“Deep autumn; My neighbour, — How does he live? . . . Christ’s Golden Rule evoked by a Ginkgo biloba tree on Christ’s Pieces, Cambridge
In an essay from 1969 called “Remembering Mr [Konstantin] Ritsanidis” (which you can read HERE), my own, primary free-religious exemplar, Imaoka Shin’ichirō-sensei (1881-1988), noted that Professor R. H. Blyth interpreted Bashō’s verse, “Deep autumn; My neighbour, — How does he live?” (「秋深き隣は何をする人ぞ」) as a haiku translation of Christ’s Golden Rule, and Imaoka-sensei then added that, given this, “it is perhaps fair to say that within the beauty Bashō sought, there was something sacred.”
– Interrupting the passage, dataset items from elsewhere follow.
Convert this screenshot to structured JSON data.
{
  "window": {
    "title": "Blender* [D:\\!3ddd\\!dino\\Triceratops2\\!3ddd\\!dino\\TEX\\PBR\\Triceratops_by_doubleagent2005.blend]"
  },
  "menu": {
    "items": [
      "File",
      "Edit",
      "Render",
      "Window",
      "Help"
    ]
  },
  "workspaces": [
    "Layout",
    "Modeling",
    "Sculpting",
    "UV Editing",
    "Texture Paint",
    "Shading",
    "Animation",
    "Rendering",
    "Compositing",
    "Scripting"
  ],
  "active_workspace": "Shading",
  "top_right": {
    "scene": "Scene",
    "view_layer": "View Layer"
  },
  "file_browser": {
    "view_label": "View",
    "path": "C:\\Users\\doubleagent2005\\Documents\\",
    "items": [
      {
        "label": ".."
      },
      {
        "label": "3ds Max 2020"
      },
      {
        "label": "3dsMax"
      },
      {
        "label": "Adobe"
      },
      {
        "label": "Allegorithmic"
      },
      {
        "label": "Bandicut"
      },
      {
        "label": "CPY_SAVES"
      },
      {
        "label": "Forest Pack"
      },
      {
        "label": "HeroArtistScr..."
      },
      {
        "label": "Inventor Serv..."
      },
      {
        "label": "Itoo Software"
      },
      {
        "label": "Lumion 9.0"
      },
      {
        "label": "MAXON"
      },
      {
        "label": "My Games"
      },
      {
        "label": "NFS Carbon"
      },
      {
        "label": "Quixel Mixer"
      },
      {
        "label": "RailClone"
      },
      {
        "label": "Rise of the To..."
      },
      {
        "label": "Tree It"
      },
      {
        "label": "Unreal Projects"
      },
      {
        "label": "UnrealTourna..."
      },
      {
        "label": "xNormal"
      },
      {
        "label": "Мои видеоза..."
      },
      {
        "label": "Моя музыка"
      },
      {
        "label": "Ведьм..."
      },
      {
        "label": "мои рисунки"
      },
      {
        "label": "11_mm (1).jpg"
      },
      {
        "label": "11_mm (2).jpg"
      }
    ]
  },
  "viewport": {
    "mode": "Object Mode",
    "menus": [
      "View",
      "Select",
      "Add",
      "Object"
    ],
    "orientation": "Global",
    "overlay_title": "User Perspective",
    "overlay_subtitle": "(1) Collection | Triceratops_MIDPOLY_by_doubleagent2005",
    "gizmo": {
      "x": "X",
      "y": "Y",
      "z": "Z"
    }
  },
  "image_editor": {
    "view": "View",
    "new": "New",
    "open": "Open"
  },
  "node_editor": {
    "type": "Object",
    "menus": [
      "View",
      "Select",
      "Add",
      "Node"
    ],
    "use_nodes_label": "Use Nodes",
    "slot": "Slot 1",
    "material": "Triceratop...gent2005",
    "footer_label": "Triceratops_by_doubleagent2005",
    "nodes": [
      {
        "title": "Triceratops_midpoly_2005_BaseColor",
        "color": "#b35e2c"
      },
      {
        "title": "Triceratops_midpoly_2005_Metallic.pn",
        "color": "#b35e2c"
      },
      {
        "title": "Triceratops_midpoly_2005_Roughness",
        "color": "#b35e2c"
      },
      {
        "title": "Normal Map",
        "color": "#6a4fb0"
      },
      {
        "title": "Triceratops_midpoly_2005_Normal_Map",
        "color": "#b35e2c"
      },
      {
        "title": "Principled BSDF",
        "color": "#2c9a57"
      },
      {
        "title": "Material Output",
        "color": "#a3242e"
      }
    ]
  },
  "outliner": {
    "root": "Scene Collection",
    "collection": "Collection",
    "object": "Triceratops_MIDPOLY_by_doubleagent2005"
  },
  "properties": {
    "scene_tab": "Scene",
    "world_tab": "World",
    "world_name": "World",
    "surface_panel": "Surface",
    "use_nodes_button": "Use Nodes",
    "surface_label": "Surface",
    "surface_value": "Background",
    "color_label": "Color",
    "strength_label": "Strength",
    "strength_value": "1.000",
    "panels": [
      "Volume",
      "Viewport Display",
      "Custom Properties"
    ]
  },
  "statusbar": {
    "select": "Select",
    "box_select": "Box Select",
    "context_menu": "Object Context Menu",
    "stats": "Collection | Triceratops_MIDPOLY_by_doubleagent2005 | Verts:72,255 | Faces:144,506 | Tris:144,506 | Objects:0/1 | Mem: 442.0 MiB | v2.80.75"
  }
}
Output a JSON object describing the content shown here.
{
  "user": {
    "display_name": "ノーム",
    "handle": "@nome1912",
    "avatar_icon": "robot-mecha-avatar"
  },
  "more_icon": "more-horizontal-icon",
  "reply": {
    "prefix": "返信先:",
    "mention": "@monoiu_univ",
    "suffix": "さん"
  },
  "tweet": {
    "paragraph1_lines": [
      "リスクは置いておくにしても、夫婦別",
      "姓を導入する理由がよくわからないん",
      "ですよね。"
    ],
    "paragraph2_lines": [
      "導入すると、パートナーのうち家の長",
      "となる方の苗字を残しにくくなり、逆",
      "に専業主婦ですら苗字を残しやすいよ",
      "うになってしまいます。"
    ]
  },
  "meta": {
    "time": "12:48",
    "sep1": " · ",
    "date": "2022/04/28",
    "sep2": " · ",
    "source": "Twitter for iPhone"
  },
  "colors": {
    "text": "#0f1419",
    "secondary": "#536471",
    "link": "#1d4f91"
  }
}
Well, this morning as I walked across Christ’s Pieces, opposite the Cambridge Unitarian Church, I was particularly struck by the beauty of one of the Ginkgo biloba trees there, and whilst I took some photographs of the tree, Imaoka-sensei’s essay, and Blyth’s verse, gently came back into my heart and mind. As many of you will already know, the Ginkgo bliboa has many strong resonances within Japanese culture, its leaf is the symbol of the Urasenke school of Japanese tea ceremony, Tokyo City and Tokyo University, and the tree itself is the official tree of Tokyo.